= San Francisco Residence Parks =

Neighborhoods in California, US

The San Francisco Residence Parks are located in the western neighborhoods of San Francisco. The first of the master-planned residence parks to be built on the west side of the city was Presidio Terrace in 1905. This was followed by St. Francis Wood, Sea Cliff, Lincoln Manor, West Clay Park, Forest Hill, Balboa Terrace, Ingleside Terraces, and Jordan Park.

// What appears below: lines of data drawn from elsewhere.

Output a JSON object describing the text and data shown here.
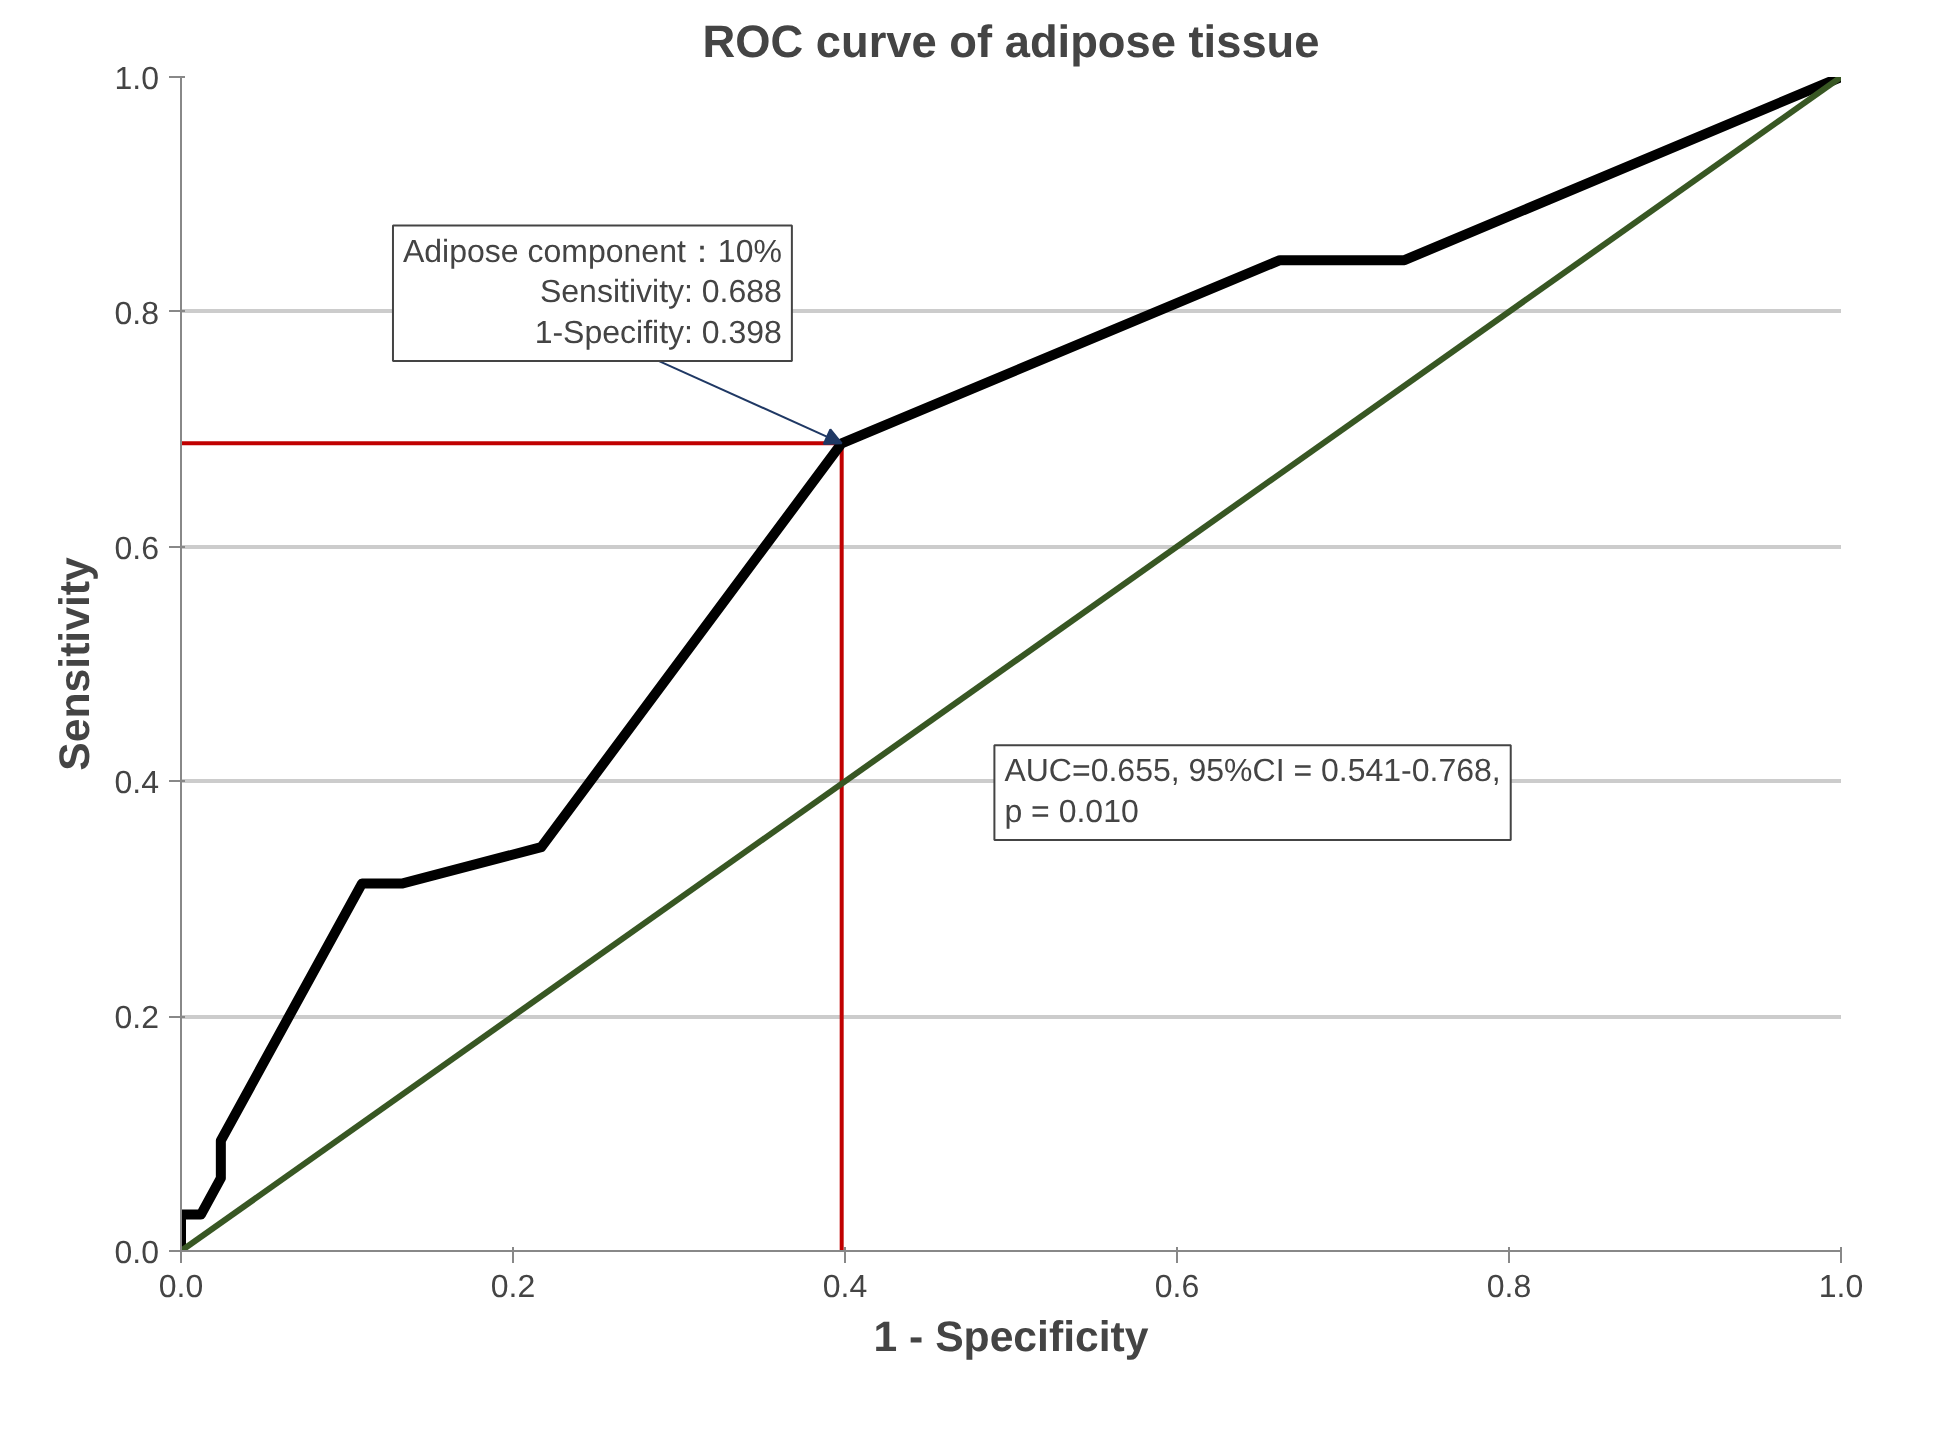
{
  "chart_data": {
    "type": "line",
    "title": "ROC curve of adipose tissue",
    "xlabel": "1 - Specificity",
    "ylabel": "Sensitivity",
    "series": [
      {
        "color": "#000000",
        "x": [
          0,
          0,
          0.012,
          0.024,
          0.024,
          0.109,
          0.133,
          0.217,
          0.398,
          0.662,
          0.737,
          1.0
        ],
        "values": [
          0,
          0.031,
          0.031,
          0.062,
          0.094,
          0.313,
          0.313,
          0.344,
          0.688,
          0.844,
          0.844,
          1.0
        ]
      },
      {
        "color": "#385723",
        "x": [
          0,
          1.0
        ],
        "values": [
          0,
          1.0
        ]
      }
    ],
    "ref_lines": [
      {
        "axis": "y",
        "value": 0.688,
        "color": "#c00000"
      },
      {
        "axis": "x",
        "value": 0.398,
        "color": "#c00000"
      }
    ],
    "annotations": [
      {
        "text": "Adipose component：10%\nSensitivity: 0.688\n1-Specifity: 0.398",
        "x": 0.398,
        "y": 0.688
      },
      "AUC=0.655, 95%CI = 0.541-0.768,\np = 0.010"
    ],
    "xlim": [
      0,
      1.0
    ],
    "ylim": [
      0,
      1.0
    ],
    "xticks": [
      {
        "value": 0,
        "label": "0.0"
      },
      0.2,
      0.4,
      0.6,
      0.8,
      {
        "value": 1.0,
        "label": "1.0"
      }
    ],
    "yticks": [
      {
        "value": 0,
        "label": "0.0"
      },
      0.2,
      0.4,
      0.6,
      0.8,
      {
        "value": 1.0,
        "label": "1.0"
      }
    ],
    "grid": "y"
  }
}
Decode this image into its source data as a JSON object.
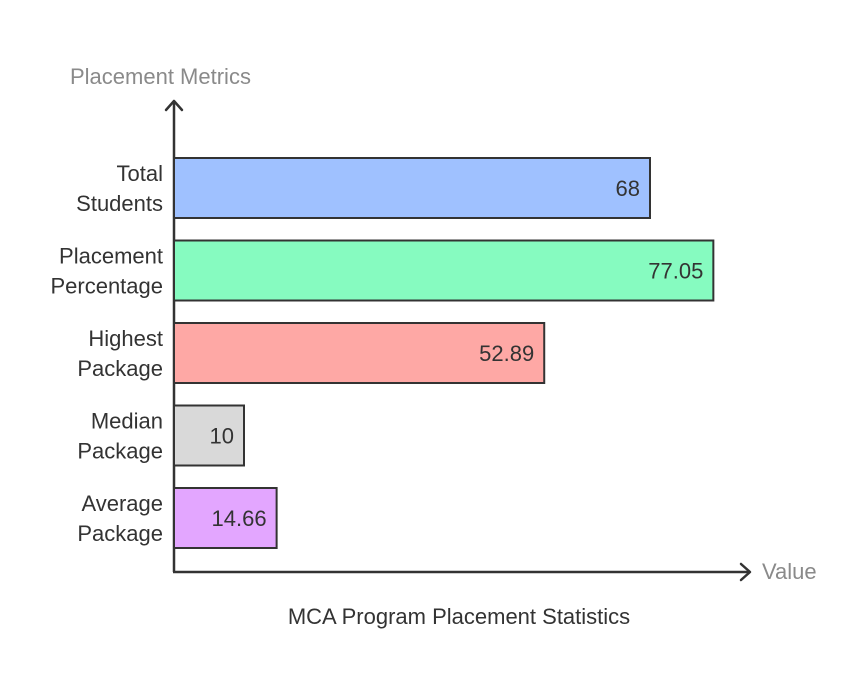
{
  "chart_data": {
    "type": "bar",
    "orientation": "horizontal",
    "title": "MCA Program Placement Statistics",
    "xlabel": "Value",
    "ylabel": "Placement Metrics",
    "categories": [
      [
        "Total",
        "Students"
      ],
      [
        "Placement",
        "Percentage"
      ],
      [
        "Highest",
        "Package"
      ],
      [
        "Median",
        "Package"
      ],
      [
        "Average",
        "Package"
      ]
    ],
    "values": [
      68,
      77.05,
      52.89,
      10,
      14.66
    ],
    "value_labels": [
      "68",
      "77.05",
      "52.89",
      "10",
      "14.66"
    ],
    "colors": [
      "#9fc1ff",
      "#86fbc0",
      "#fea8a5",
      "#d9d9d9",
      "#e3a6ff"
    ],
    "border_color": "#333333",
    "grid": false,
    "legend": "none"
  }
}
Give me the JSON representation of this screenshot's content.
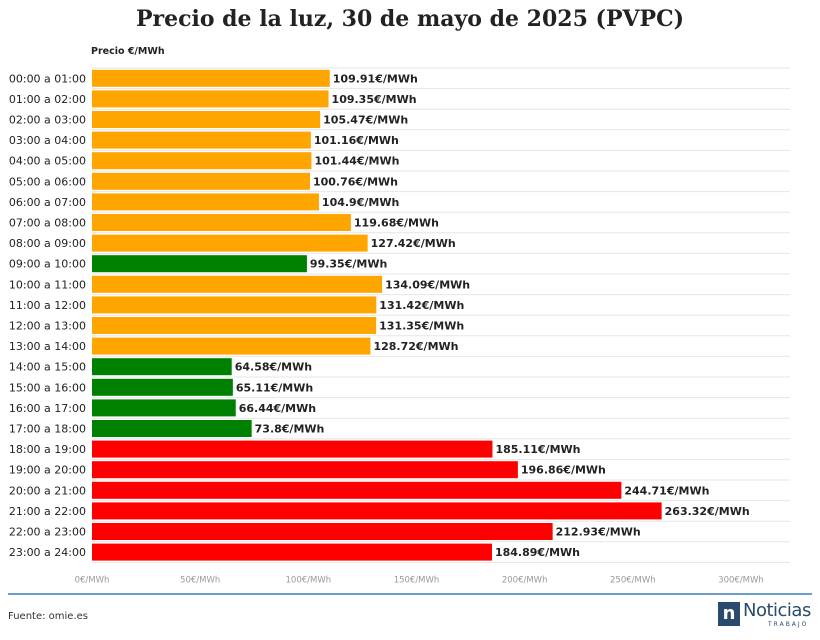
{
  "chart_data": {
    "type": "bar",
    "orientation": "horizontal",
    "title": "Precio de la luz, 30 de mayo de 2025 (PVPC)",
    "ylabel": "Precio €/MWh",
    "xlim": [
      0,
      300
    ],
    "x_ticks": [
      0,
      50,
      100,
      150,
      200,
      250,
      300
    ],
    "x_tick_labels": [
      "0€/MWh",
      "50€/MWh",
      "100€/MWh",
      "150€/MWh",
      "200€/MWh",
      "250€/MWh",
      "300€/MWh"
    ],
    "grid": true,
    "categories": [
      "00:00 a 01:00",
      "01:00 a 02:00",
      "02:00 a 03:00",
      "03:00 a 04:00",
      "04:00 a 05:00",
      "05:00 a 06:00",
      "06:00 a 07:00",
      "07:00 a 08:00",
      "08:00 a 09:00",
      "09:00 a 10:00",
      "10:00 a 11:00",
      "11:00 a 12:00",
      "12:00 a 13:00",
      "13:00 a 14:00",
      "14:00 a 15:00",
      "15:00 a 16:00",
      "16:00 a 17:00",
      "17:00 a 18:00",
      "18:00 a 19:00",
      "19:00 a 20:00",
      "20:00 a 21:00",
      "21:00 a 22:00",
      "22:00 a 23:00",
      "23:00 a 24:00"
    ],
    "values": [
      109.91,
      109.35,
      105.47,
      101.16,
      101.44,
      100.76,
      104.9,
      119.68,
      127.42,
      99.35,
      134.09,
      131.42,
      131.35,
      128.72,
      64.58,
      65.11,
      66.44,
      73.8,
      185.11,
      196.86,
      244.71,
      263.32,
      212.93,
      184.89
    ],
    "value_labels": [
      "109.91€/MWh",
      "109.35€/MWh",
      "105.47€/MWh",
      "101.16€/MWh",
      "101.44€/MWh",
      "100.76€/MWh",
      "104.9€/MWh",
      "119.68€/MWh",
      "127.42€/MWh",
      "99.35€/MWh",
      "134.09€/MWh",
      "131.42€/MWh",
      "131.35€/MWh",
      "128.72€/MWh",
      "64.58€/MWh",
      "65.11€/MWh",
      "66.44€/MWh",
      "73.8€/MWh",
      "185.11€/MWh",
      "196.86€/MWh",
      "244.71€/MWh",
      "263.32€/MWh",
      "212.93€/MWh",
      "184.89€/MWh"
    ],
    "bar_colors": [
      "#ffa500",
      "#ffa500",
      "#ffa500",
      "#ffa500",
      "#ffa500",
      "#ffa500",
      "#ffa500",
      "#ffa500",
      "#ffa500",
      "#008000",
      "#ffa500",
      "#ffa500",
      "#ffa500",
      "#ffa500",
      "#008000",
      "#008000",
      "#008000",
      "#008000",
      "#ff0000",
      "#ff0000",
      "#ff0000",
      "#ff0000",
      "#ff0000",
      "#ff0000"
    ]
  },
  "footer": {
    "source": "Fuente: omie.es",
    "logo_mark": "n",
    "logo_word": "Noticias",
    "logo_sub": "TRABAJO"
  },
  "colors": {
    "rule": "#6b9fc7",
    "logo": "#2a4b6b"
  }
}
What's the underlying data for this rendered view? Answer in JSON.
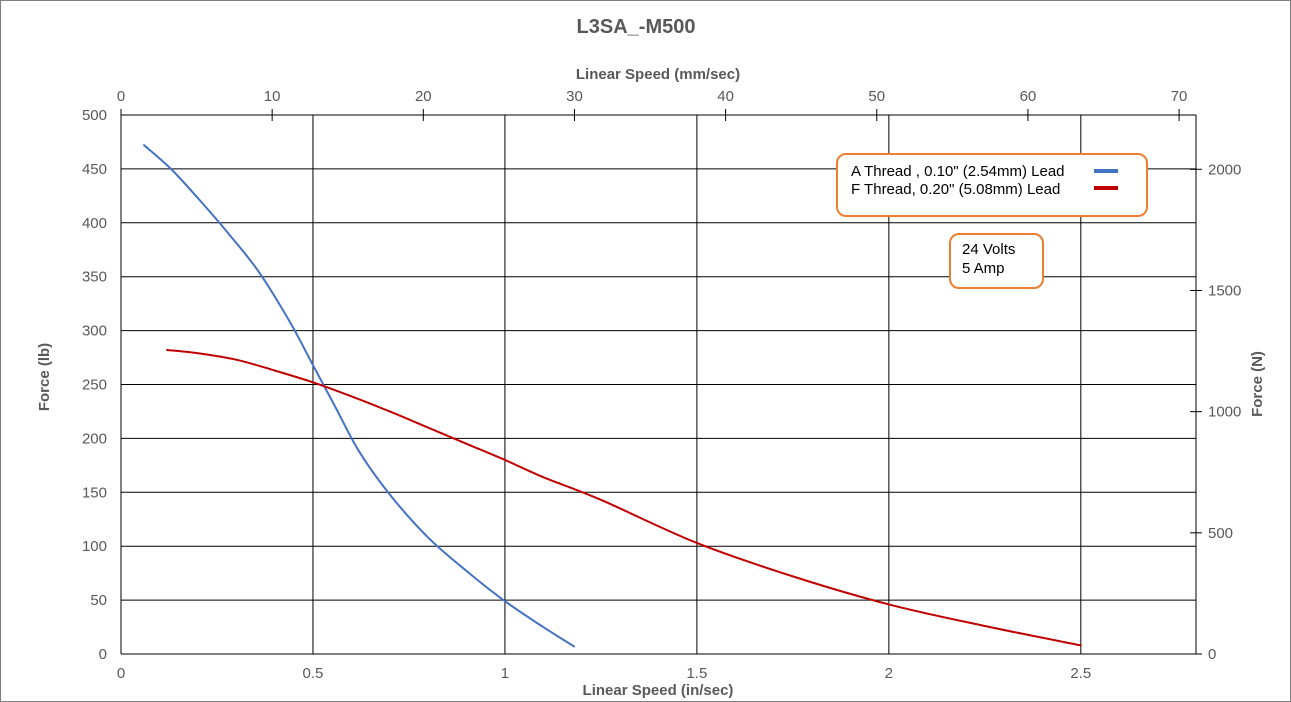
{
  "chart_data": {
    "type": "line",
    "title": "L3SA_-M500",
    "xlabel": "Linear Speed (in/sec)",
    "x2label": "Linear Speed (mm/sec)",
    "ylabel": "Force (lb)",
    "y2label": "Force (N)",
    "xlim": [
      0,
      2.8
    ],
    "x2lim": [
      0,
      71.12
    ],
    "ylim": [
      0,
      500
    ],
    "y2lim": [
      0,
      2224
    ],
    "xticks": [
      0,
      0.5,
      1,
      1.5,
      2,
      2.5
    ],
    "x2ticks": [
      0,
      10,
      20,
      30,
      40,
      50,
      60,
      70
    ],
    "yticks": [
      0,
      50,
      100,
      150,
      200,
      250,
      300,
      350,
      400,
      450,
      500
    ],
    "y2ticks": [
      0,
      500,
      1000,
      1500,
      2000
    ],
    "grid": true,
    "legend_position": "top-right",
    "colors": {
      "frame": "#7f7f7f",
      "grid": "#000000",
      "text": "#595959",
      "box_border": "#ed7d31"
    },
    "series": [
      {
        "name": "A Thread , 0.10\" (2.54mm) Lead",
        "color": "#4472c4",
        "x": [
          0.06,
          0.13,
          0.2,
          0.28,
          0.36,
          0.44,
          0.5,
          0.56,
          0.62,
          0.7,
          0.8,
          0.9,
          1.0,
          1.1,
          1.18
        ],
        "y": [
          472,
          450,
          423,
          390,
          354,
          308,
          268,
          228,
          188,
          148,
          108,
          77,
          49,
          25,
          7
        ]
      },
      {
        "name": "F Thread, 0.20\"  (5.08mm) Lead",
        "color": "#c00000",
        "x": [
          0.12,
          0.2,
          0.3,
          0.4,
          0.5,
          0.6,
          0.7,
          0.8,
          0.9,
          1.0,
          1.1,
          1.25,
          1.5,
          1.75,
          2.0,
          2.25,
          2.5
        ],
        "y": [
          282,
          279,
          273,
          263,
          252,
          239,
          225,
          210,
          195,
          180,
          164,
          143,
          103,
          72,
          46,
          26,
          8
        ]
      }
    ],
    "annotation": {
      "lines": [
        "24 Volts",
        "5 Amp"
      ]
    }
  }
}
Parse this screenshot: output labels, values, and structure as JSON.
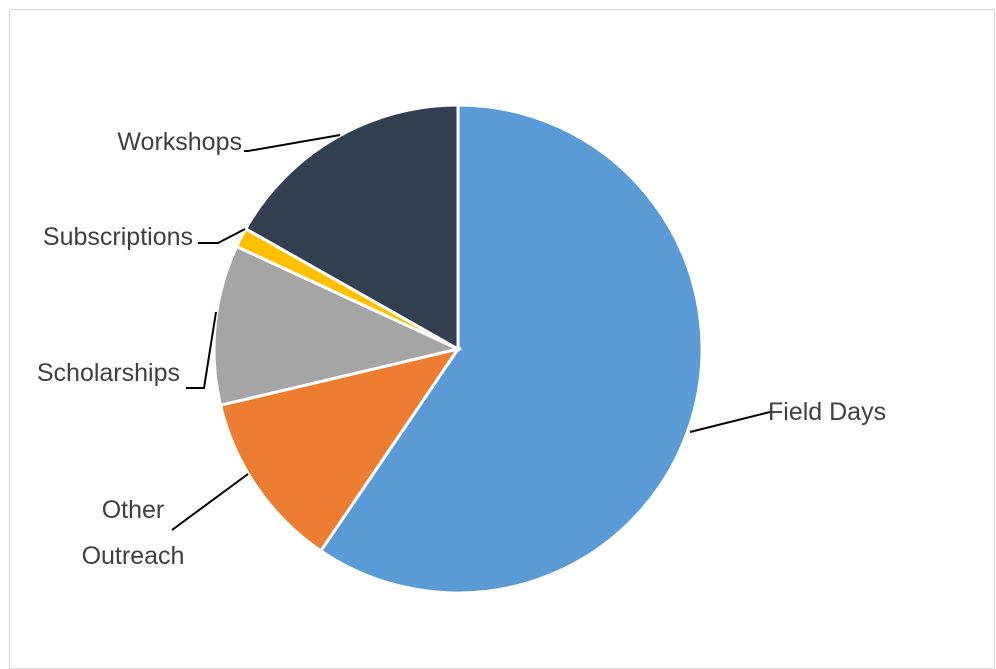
{
  "chart_data": {
    "type": "pie",
    "title": "",
    "start_angle_deg": 0,
    "direction": "clockwise",
    "slices": [
      {
        "key": "field_days",
        "label_lines": [
          "Field Days"
        ],
        "value": 59.5,
        "color": "#5b9bd5"
      },
      {
        "key": "other_outreach",
        "label_lines": [
          "Other",
          "Outreach"
        ],
        "value": 11.8,
        "color": "#ed7d31"
      },
      {
        "key": "scholarships",
        "label_lines": [
          "Scholarships"
        ],
        "value": 10.6,
        "color": "#a5a5a5"
      },
      {
        "key": "subscriptions",
        "label_lines": [
          "Subscriptions"
        ],
        "value": 1.3,
        "color": "#ffc000"
      },
      {
        "key": "workshops",
        "label_lines": [
          "Workshops"
        ],
        "value": 16.8,
        "color": "#333f50"
      }
    ],
    "legend": "none",
    "data_labels": "category names with leader lines"
  }
}
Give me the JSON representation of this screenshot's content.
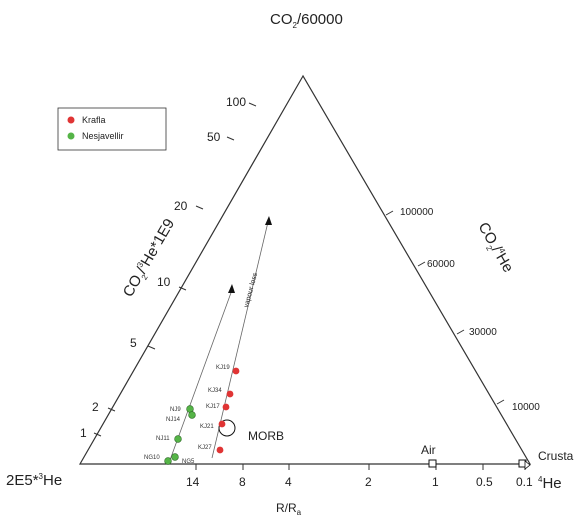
{
  "chart_data": {
    "type": "scatter",
    "subtype": "ternary",
    "apex_labels": {
      "top": {
        "main": "CO",
        "sub": "2",
        "rest": "/60000"
      },
      "left": {
        "pre": "2E5*",
        "sup": "3",
        "rest": "He"
      },
      "right": {
        "sup": "4",
        "rest": "He"
      }
    },
    "left_axis_title": {
      "a": "CO",
      "sub1": "2",
      "b": "/",
      "sup": "3",
      "c": "He*1E9"
    },
    "right_axis_title": {
      "a": "CO",
      "sub1": "2",
      "b": "/",
      "sup": "4",
      "c": "He"
    },
    "bottom_axis_title": {
      "a": "R/R",
      "sub": "a"
    },
    "left_ticks": [
      "100",
      "50",
      "20",
      "10",
      "5",
      "2",
      "1"
    ],
    "right_ticks": [
      "100000",
      "60000",
      "30000",
      "10000"
    ],
    "bottom_ticks": [
      "14",
      "8",
      "4",
      "2",
      "1",
      "0.5",
      "0.1"
    ],
    "reference_points": {
      "morb": "MORB",
      "air": "Air",
      "crusta": "Crusta"
    },
    "annotation_vapour": "vapour loss",
    "legend": {
      "placement": "top-left",
      "entries": [
        {
          "label": "Krafla",
          "color": "#e03434"
        },
        {
          "label": "Nesjavellir",
          "color": "#55b447"
        }
      ]
    },
    "series": [
      {
        "name": "Krafla",
        "color": "#e03434",
        "points": [
          {
            "label": "KJ19",
            "r_ra": 7.6,
            "co2_3he": 4.3
          },
          {
            "label": "KJ34",
            "r_ra": 7.8,
            "co2_3he": 3.0
          },
          {
            "label": "KJ17",
            "r_ra": 7.9,
            "co2_3he": 2.2
          },
          {
            "label": "KJ21",
            "r_ra": 8.2,
            "co2_3he": 1.5
          },
          {
            "label": "KJ27",
            "r_ra": 8.3,
            "co2_3he": 0.6
          }
        ]
      },
      {
        "name": "Nesjavellir",
        "color": "#55b447",
        "points": [
          {
            "label": "NJ9",
            "r_ra": 13.6,
            "co2_3he": 2.0
          },
          {
            "label": "NJ14",
            "r_ra": 13.4,
            "co2_3he": 1.8
          },
          {
            "label": "NJ11",
            "r_ra": 14.1,
            "co2_3he": 0.9
          },
          {
            "label": "NG5",
            "r_ra": 14.4,
            "co2_3he": 0.25
          },
          {
            "label": "NG10",
            "r_ra": 14.6,
            "co2_3he": 0.1
          }
        ]
      }
    ]
  }
}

The master-planned residence parks in San Francisco were landscaped plots created to replicate the feeling of suburban living in close proximity to downtown. "Inspired by lofty ideals of the City Beautiful and Garden City movements, residence parks had curving boulevards and lush landscaping--trees, greens, and neoclassical ornamentation such as pillars, gateways, public stairways, and sundials." San Francisco's residence parks all had significant restrictions, including prohibitions on commercial activity, yard size, minimum construction costs, and, initially, racial covenants.

After the 1906 earthquake and fire in San Francisco, residence parks in San Francisco were promoted to white-collar residents as an alternative to new housing developments in the East Bay, the Peninsula, and the South Bay. Sales increased significantly in the 1920s, and by the 1930s most tracts in San Francisco residence parks were already constructed.